É necessário reforçar o Orçamento do Estado de I&D que, em 2023, correspondeu a 0,73% do PIB, mas onde os fundos nacionais representavam apenas 0,33%. Isto significa que mais de metade do OE de I&D está baseado em fundos europeus e, assim, sujeito as regras, orientações e eventuais cortes de Bruxelas – e não a estratégias nacionais de I&D

Um dos indicadores internacionais mais comuns para medir a atividade de Investigação e Desenvolvimento (I&D) de um país é a despesa executada em I&D em percentagem do Produto Interno Bruto (PIB). Os últimos dados disponíveis indicam que em 2022, em Portugal, a despesa total em I&D foi de 1,73% do PIB, abaixo da média dos países da OCDE de 2,72% e ainda distante da meta estabelecida em Conselho de Ministros de 3% para 2030.

É um facto que, desde 2015, a despesa em I&D tem vindo a aumentar de um valor mínimo nesse ano de 1,24% do PIB. De um modo geral, a execução da despesa é realizada por dois grandes grupos: as empresas (maioritariamente privadas) e o Estado, incluindo o ensino superior (maioritariamente público).
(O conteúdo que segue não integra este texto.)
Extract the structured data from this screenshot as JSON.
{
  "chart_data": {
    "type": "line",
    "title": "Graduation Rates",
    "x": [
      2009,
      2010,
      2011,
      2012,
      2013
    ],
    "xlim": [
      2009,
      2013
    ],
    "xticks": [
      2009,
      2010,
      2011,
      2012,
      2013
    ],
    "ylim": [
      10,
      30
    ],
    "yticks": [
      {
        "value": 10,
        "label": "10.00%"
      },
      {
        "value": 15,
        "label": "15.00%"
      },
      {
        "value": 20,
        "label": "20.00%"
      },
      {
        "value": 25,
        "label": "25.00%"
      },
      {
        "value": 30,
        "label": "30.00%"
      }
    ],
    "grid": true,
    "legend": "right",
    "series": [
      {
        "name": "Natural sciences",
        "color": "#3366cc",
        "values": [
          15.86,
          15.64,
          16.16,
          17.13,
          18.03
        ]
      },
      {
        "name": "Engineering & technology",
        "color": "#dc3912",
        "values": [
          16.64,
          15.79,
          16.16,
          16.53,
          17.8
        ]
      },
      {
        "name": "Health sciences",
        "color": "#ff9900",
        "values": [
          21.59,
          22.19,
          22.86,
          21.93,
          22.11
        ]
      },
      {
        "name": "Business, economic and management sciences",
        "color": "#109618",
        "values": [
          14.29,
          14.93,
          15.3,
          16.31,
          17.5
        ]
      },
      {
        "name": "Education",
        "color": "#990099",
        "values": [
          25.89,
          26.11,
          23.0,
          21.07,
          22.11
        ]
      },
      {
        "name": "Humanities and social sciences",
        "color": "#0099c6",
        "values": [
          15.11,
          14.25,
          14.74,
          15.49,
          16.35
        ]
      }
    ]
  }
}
Como se pode verificar na figura, o aumento na despesa de I&D a partir de 2015 deve-se ao sector empresarial, uma vez que a despesa no outro grupo tem-se mantido em valores estáveis e mesmo com uma ligeira diminuição nos anos mais recentes.

Despesa em Investigação e Desenvolvimento (I&D)


Desde 1997 as empresas têm acesso a um mecanismo de Estado, o Sistema de Incentivos Fiscais à I&D Empresarial (SIFIDE), de apoio ao seu esforço em I&D através da dedução à coleta do IRC. Este incentivo permite abater, em algumas condições, até 85% do montante de investimento das empresas em I&D no valor de imposto a pagar em IRC. De acordo com a informação disponibilizada pela Agência Nacional de Inovação (ANI), tem-se verificado desde 2015 um aumento no montante de investimento I&D declarado pelas empresas para o SIFIDE.

Em anos anteriores a 2015, o investimento I&D declarado era aproximadamente metade da despesa de I&D reportado pelas empresas no Inquérito ao Potencial Científico e Tecnológico Nacional (IPCTN) à Direção Geral de Estatísticas da Educação e da Ciência (DGEEC). Nos últimos anos o investimento tem sido quase 90% da despesa! Consequentemente, têm-se verificado um aumento exponencial na dedução em IRC que, em 2020, último ano em que a ANI reporta o resultado completo da avaliação de todas as candidaturas, é quase igual à componente de Orçamento de Estado (OE) desse ano para I&D com fundos nacionais.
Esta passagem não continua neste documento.